Hangzhou-based DeepSeek set a “very good example” for future AI model releases from both Chinese and US firms, according to Huan Sun, an associate professor of computer science and engineering at Ohio State University.
“I hope frontier model developers could follow suit and go beyond just releasing ‘technical reports’ or ‘system cards’ with few details,” she said.
DeepSeek’s article in Nature, published last week, revealed details about the risks faced by its AI models for the first time, noting that open-sourced models were particularly susceptible to being “jailbroken” by malicious actors.
Before its publication in Nature, DeepSeek’s manuscript went through several rounds of feedback from eight reviewers, made up of respected academics and researchers.
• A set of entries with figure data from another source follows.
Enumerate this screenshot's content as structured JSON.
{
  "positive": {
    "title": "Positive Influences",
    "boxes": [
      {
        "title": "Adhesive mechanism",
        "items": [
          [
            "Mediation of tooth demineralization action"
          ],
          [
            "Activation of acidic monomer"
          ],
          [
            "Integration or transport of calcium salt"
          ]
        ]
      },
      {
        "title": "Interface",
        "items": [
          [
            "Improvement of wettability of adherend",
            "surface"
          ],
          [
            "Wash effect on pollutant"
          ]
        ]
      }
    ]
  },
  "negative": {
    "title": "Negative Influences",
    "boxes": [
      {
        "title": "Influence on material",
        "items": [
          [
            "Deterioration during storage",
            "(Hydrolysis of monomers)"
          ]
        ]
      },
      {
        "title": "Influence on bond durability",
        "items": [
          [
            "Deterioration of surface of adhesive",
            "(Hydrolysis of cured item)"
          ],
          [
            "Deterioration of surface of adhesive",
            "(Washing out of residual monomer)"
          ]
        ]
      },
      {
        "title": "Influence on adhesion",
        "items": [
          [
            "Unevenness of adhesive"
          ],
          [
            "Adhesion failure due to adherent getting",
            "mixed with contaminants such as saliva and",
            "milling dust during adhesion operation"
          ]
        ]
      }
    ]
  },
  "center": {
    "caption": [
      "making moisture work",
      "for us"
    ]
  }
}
It was first submitted to the journal on February 14, weeks after the Chinese start-up released its R1 reasoning model to wide industry acclaim.
DeepSeek’s decision to have its work peer-reviewed by a renowned journal reflected the company’s confidence in its AI development, serving as a guidepost for other AI firms on the mainland and overseas.
Leading AI firms, including DeepSeek and ChatGPT creator OpenAI, have typically released technical reports to outline their capabilities and AI model training process via open-access repositories such as Cornell University’s arXiv.
These reports, however, have not been peer reviewed, which has led to criticism among AI researchers, particularly those in academia, for their lack of scientific rigour.
There could be more submissions by Chinese tech firms to world-leading journals in the future, on the back of the standard set by DeepSeek, according to Zhu Xiaohu, a Shanghai-based AI safety researcher and the founder of the Center for Safe AGI.
“I think it will become a template, a prototype, the same way its R1 release had the same effect on the industry,” Zhu said.
In an editorial titled “Bring us your LLMs: why peer review is good for AI models”, Nature’s editorial board praised DeepSeek for having its core claims about the R1 model peer reviewed, pointing out that some of the risks AI models face could be mitigated through that process.
“None of the most widely used large language models (LLMs) that are rapidly upending how humanity is acquiring knowledge has faced independent peer review in a research journal,” the editorial board said. “Peer-reviewed publication aids clarity about how LLMs work and helps to assess whether they do what they purport to do.”
The board singled out the typical issues of AI developers in “marking their own homework” by choosing benchmarks that show their models in the best light, as well as the lack of information about the risks of new models.
The interactions between expert reviewers and the DeepSeek team, published in full by Nature, showed that the Chinese firm provided details on those two counts.
That included information about how DeepSeek prevented its benchmark scores from being “contaminated” – in which the model simply regurgitated training data – and how its models are evaluated for the risks they may pose.
“All of this is a welcome step towards transparency and reproducibility in an industry in which unverified claims and hype are all too often the norm,” the editorial board said.
DeepSeek’s research team is primarily composed of graduates and PhD students from leading domestic universities. Founder and CEO Liang Wenfeng, listed as one of the authors of the Nature article, graduated from the elite Zhejiang University with a master’s degree in information and communication engineering.
Another author was Yu Wu, head of LLM alignment at DeepSeek, who completed his PhD in computer science at Beihang University in Beijing. He was responsible for corresponding with the expert reviewers.